L’état fédéral empile à ce stade de nombreuses mesures de soutien et d’assistance. Et il a bien raison. Ces mesures ont un coût, mais il n’est pas encore connu. En réalité, ce n’est pas celui des aides, dont le chômage temporaire est la plus significative, qui devrait peser le plus dans le budget de l’État. Non, le coût effectif sera le produit d’un tsunami du côté recettes.


Précisons. Les grandes recettes de l’Etat sont issues des contributions sociales et des impôts directs et indirects. Ces contributions sociales vont fortement baisser durement la période de confinement. Mais cette période est limitée. Les recettes fiscales seront, elles, impactées durablement (plus de 3 mois). Pourquoi ?


Les recettes fiscales sont d’une part le produit des revenus à l’impôt des personnes physiques et à l’impôt des sociétés, et d’autre part, le produit de notre consommation. L’impôt des personnes physiques est progressif. Conséquences : la réduction de la masse imposable à cause du confinement et de la progressivité aigue de l’impôt en Belgique affectera principalement la tranche d’imposition marginale la plus forte. Cette dernière tranche d’imposition s’élève à 50% (plus décimes additionnels). Les primes régionales seront exonérées et, les droits passerelle et le chômage temporaire, seront bien imposables, mais sur des bases moindre qu’un revenu réel. L’impact sera significatif : probablement entre 2 et 3% du PIB.
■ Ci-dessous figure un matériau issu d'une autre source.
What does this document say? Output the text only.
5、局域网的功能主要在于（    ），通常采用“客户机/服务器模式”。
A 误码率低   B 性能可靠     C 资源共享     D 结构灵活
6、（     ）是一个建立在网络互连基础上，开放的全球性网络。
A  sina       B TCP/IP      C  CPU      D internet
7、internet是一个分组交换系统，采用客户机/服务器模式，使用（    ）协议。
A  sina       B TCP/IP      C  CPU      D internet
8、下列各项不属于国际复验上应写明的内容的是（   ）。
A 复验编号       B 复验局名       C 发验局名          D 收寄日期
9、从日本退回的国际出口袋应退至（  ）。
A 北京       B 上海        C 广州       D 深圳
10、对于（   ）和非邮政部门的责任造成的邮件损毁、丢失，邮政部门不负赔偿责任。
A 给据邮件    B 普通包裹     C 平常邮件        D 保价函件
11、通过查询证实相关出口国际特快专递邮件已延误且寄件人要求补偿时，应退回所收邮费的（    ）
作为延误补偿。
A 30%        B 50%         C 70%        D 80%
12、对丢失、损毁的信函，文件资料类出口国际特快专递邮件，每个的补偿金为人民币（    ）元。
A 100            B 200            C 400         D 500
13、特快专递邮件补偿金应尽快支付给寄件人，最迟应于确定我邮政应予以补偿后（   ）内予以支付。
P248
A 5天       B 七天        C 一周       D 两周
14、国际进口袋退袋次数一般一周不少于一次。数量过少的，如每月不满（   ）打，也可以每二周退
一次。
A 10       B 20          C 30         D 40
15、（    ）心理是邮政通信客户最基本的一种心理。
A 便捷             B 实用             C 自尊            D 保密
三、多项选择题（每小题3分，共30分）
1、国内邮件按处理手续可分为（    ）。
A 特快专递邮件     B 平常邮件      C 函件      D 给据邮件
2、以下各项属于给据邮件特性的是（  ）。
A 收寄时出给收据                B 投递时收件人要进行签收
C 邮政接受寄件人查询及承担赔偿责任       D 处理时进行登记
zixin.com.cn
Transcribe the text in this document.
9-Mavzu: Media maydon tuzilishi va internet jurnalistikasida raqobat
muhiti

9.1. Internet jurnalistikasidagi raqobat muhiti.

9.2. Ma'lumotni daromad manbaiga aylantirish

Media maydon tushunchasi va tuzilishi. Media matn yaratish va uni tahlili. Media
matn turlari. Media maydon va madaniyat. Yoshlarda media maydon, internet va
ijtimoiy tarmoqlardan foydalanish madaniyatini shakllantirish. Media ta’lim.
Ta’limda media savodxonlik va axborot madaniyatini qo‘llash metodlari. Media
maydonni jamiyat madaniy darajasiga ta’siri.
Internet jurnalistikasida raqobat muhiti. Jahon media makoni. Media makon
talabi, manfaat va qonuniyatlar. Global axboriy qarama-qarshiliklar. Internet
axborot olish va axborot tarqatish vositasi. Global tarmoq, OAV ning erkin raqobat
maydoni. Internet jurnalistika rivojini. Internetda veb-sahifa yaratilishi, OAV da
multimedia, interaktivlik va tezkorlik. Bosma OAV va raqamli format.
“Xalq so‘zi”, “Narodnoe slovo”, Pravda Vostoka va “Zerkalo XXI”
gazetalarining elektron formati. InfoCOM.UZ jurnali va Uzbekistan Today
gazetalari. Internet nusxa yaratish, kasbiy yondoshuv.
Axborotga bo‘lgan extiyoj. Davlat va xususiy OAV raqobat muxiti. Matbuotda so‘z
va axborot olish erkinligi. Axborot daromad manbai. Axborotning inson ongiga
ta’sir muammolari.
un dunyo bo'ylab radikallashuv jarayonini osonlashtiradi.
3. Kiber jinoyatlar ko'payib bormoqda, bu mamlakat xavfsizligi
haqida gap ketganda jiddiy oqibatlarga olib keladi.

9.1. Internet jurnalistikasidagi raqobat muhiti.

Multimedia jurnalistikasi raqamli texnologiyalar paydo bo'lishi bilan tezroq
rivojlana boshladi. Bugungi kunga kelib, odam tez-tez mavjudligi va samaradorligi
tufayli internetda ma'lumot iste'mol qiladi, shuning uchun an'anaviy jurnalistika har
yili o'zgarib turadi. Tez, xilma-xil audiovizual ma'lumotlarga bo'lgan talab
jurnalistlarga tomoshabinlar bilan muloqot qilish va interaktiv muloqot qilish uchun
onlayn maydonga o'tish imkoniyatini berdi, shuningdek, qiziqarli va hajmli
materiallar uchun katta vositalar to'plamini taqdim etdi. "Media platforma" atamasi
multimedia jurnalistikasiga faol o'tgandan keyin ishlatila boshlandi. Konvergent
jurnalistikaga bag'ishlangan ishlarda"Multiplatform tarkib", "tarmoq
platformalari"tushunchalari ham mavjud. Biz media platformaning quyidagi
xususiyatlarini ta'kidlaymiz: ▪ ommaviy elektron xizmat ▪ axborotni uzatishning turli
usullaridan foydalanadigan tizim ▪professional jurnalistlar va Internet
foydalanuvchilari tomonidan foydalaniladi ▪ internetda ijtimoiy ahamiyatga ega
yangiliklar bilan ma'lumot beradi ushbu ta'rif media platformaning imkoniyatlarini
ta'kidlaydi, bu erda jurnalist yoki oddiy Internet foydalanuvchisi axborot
L’impôt des sociétés est quant à lui un impôt conjoncturel. Cela signifie que si la conjoncture baisse la contribution des entreprises aux deniers de l’État baisse sensiblement, car elle gagne moins. Ceci s’illustre facilement avec un regard arrière sur la crise financière de 2008. La contribution à l’ISOC diminua d’un tiers. Sachant que la contribution à l’ISOC a évolué en dix ans en profitant de la bonne conjoncture et des effets de la réforme, nous pourrions facilement imaginer la perte sur ce seul impôt à 2% du PIB.


Les contributions sociales s’établissent à un niveau similaire à l’impôt des personnes physiques. Mais cette fois, c’est probablement 3 mois qui affecteront une bonne part des revenus des salariés et des indépendants. Or, les aides publiques ne sont pas soumises aux cotisations sociales. L’impact excèdera probablement les 3% du PIB.


Enfin, la TVA, impôt (indirect) sur la consommation, est tributaire de l’activité et de la confiance. En ce domaine, ce sont les ménages qui tirent les revenus vers le haut, … ou vers le bas en période de crise et de peur du futur. Le ralentissement n’est pas une hypothèse, c’est une réalité que chacun observe. Les recettes de cet impôt devraient donc naturellement baisser, mais l’impact sera partiellement rattrapé à partir de la période de déconfinement. Nous ne pensons pas que l’impôt dépasse le 1% de PIB.


Ces 4 recettes en baisse représentent approximativement 8% du PIB. 8 % de recettes sur un PIB en baisse qu’il reste à définir (mais inférieur à l’an dernier). Une perte probable entre 30 et 40 milliards d’euros pour la seule « petite Belgique » : un séisme grandeur nature !





Un impact multi-annuel de 10% ?

Mais ce n’est pas tout. Les dépenses d’aujourd’hui sont élaborées sur le train de vie courant : lisez sur les richesses du pays, exprimées en PIB. Des voix convergentes prévoient une rétraction du PIB de 10% pour 2020. Cette rétraction représenterait cette fois un peu plus de 45 milliards d’appauvrissement.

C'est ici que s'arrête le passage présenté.